Go Back





Getting Direction Bit by Bit

If you are reading this, then you understand that written English language flows from left to right across the page. Although second nature to us English language folks, this left to right flow is more or less arbitrary as far as world languages go. Arabic and Urdu, for example, flow right to left when you read them on the page, and, if you were only exposed to Urdu, you would think those English folks are nuts for writing in the wrong direction.

Well, (here comes my signature elegant segue), ConveyLinx is a product used worldwide and, sometimes, there is confusion, no matter the language of the user, as to what direction the motor rollers should turn in certain situations. In particular, sometimes jogging the motor from EasyRoll does not produce the same direction as when items are conveyed when in ZPA mode.conveylinx

When this happens, our English reading users immediately believe the module has inexplicably turned Urdu and is not surprised that the module is binge watching “The Big Sick” on Amazon video[1]. Likewise our Urdu reading users believe the module has gone English and will be expecting tea and scones at 4 p.m. Rest assured there is a logical explanation for this conundrum.

There are two Boolean values stored in registers on the module that determine the rotation direction of the motor roller. One we will call REAL and the other we will call FLOW. REAL is either a 1 for clockwise (CW) or 0 for counter clockwise (CCW). CW and CCW are referenced as looking at the motor roller from the cable end of the tube and the ConveyLinx module is on the same side of the conveyor as the cable end of the motor roller. A default “out of the box” ConveyLinx module has REAL = 1 which is CW. If you connect EasyRoll and change the direction of rotation to CCW, you are changing REAL = 0.

The FLOW value indicates how the flow of the ConveyLinx module was determined during the auto-configuration procedure. If upstream to this ConveyLinx module is connected to the left Ethernet port, then FLOW = 0. If upstream to this ConveyLinx module is connected to the right Ethernet port, then FLOW = 1.

When you jog the motor roller in EasyRoll, the FLOW value is ignored and the direction the motor roller rotates is determined by the REAL value. If you place the ConveyLinx module in PLC IO mode, there is no FLOW value recognized and a “run in the default direction” bit will rotate the motor roller as it is set in EasyRoll.

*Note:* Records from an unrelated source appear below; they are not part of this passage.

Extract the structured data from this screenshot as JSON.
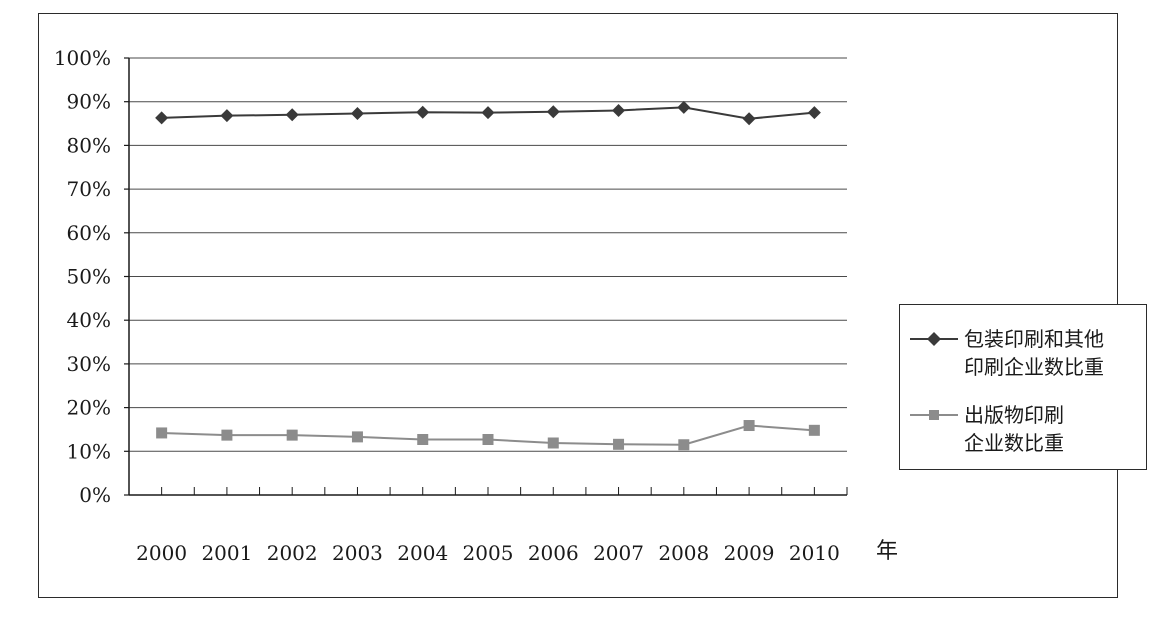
{
  "chart_data": {
    "type": "line",
    "categories": [
      "2000",
      "2001",
      "2002",
      "2003",
      "2004",
      "2005",
      "2006",
      "2007",
      "2008",
      "2009",
      "2010"
    ],
    "xlabel": "年",
    "ylim": [
      0,
      100
    ],
    "yticks": [
      "0%",
      "10%",
      "20%",
      "30%",
      "40%",
      "50%",
      "60%",
      "70%",
      "80%",
      "90%",
      "100%"
    ],
    "grid": true,
    "legend_position": "right",
    "series": [
      {
        "name": "包装印刷和其他\n印刷企业数比重",
        "marker": "diamond",
        "color": "#3a3a3a",
        "values": [
          86.3,
          86.8,
          87.0,
          87.3,
          87.6,
          87.5,
          87.7,
          88.0,
          88.7,
          86.1,
          87.5
        ]
      },
      {
        "name": "出版物印刷\n企业数比重",
        "marker": "square",
        "color": "#8c8c8c",
        "values": [
          14.2,
          13.7,
          13.7,
          13.3,
          12.7,
          12.7,
          11.9,
          11.6,
          11.5,
          15.9,
          14.8
        ]
      }
    ]
  }
}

The only time the terms “forward” or “reverse” are meaningful is when a ConveyLinx module is in ZPA mode, and as expected, this is where the FLOW value comes into play. There are simple formulas for these:

 

ZPA FORWARD = XOR [REAL,FLOW][2]

 

ZPA REVERSE = NOT [ZPA FORWARD]

 

For example, if the upstream to a given configured module is connected to the left Ethernet port, then FLOW = 0 and if the module has REAL = 1, then XOR [1,0] = 1, thus the ZPA FORWARD direction is 1 = CW.

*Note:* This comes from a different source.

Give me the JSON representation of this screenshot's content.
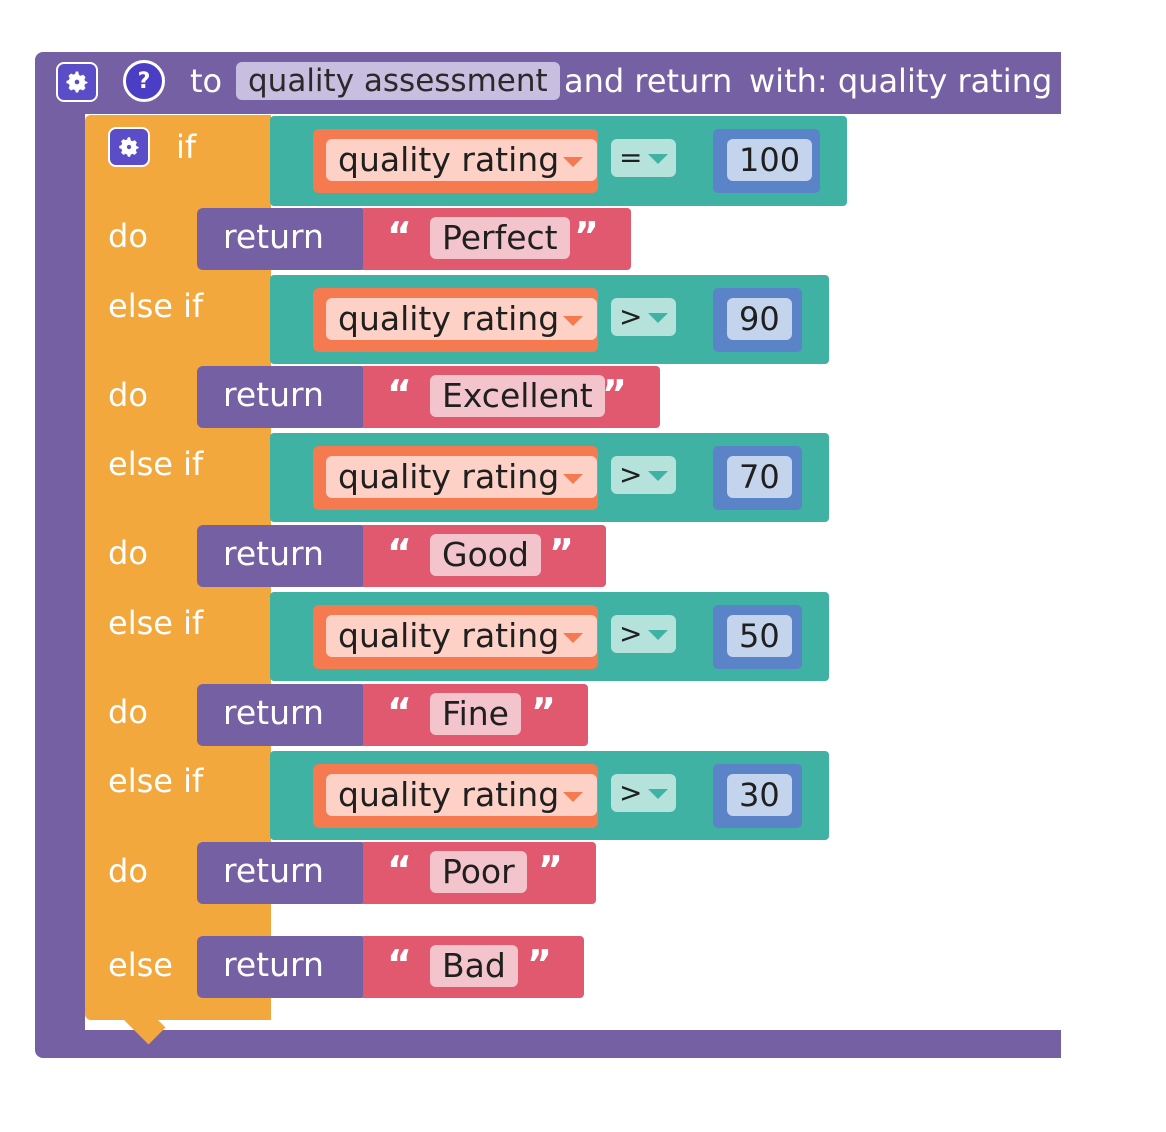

Another example would be that the upstream of a given configured module is connected to the right Ethernet port, then FLOW = 1 and if the module has REAL = 1, then XOR [1,1] = 0, thus ZPA FORWARD direction is 0 = CCW.

So, no matter if you have a proclivity to expect your written word to flow from left to right or right to left, with a bit of Boolean logic you can always figure out which way your motor rollers are going to turn.

 


[1] Obscure reference. This movie’s main character is a Pakistani stand-up comic in Chicago who sometimes will write a girl’s name in Urdu as a suave pick-up line.

 

[2] Refresher on Boolean logic: Exclusive OR (XOR) is XOR [1,0] = 1, XOR [0,1] = 1, XOR [1,1] = 0 and XOR [0,0] = 0. NOT is simply if it is a 1, then make it a 0; and if it is a 0 then make it a 1.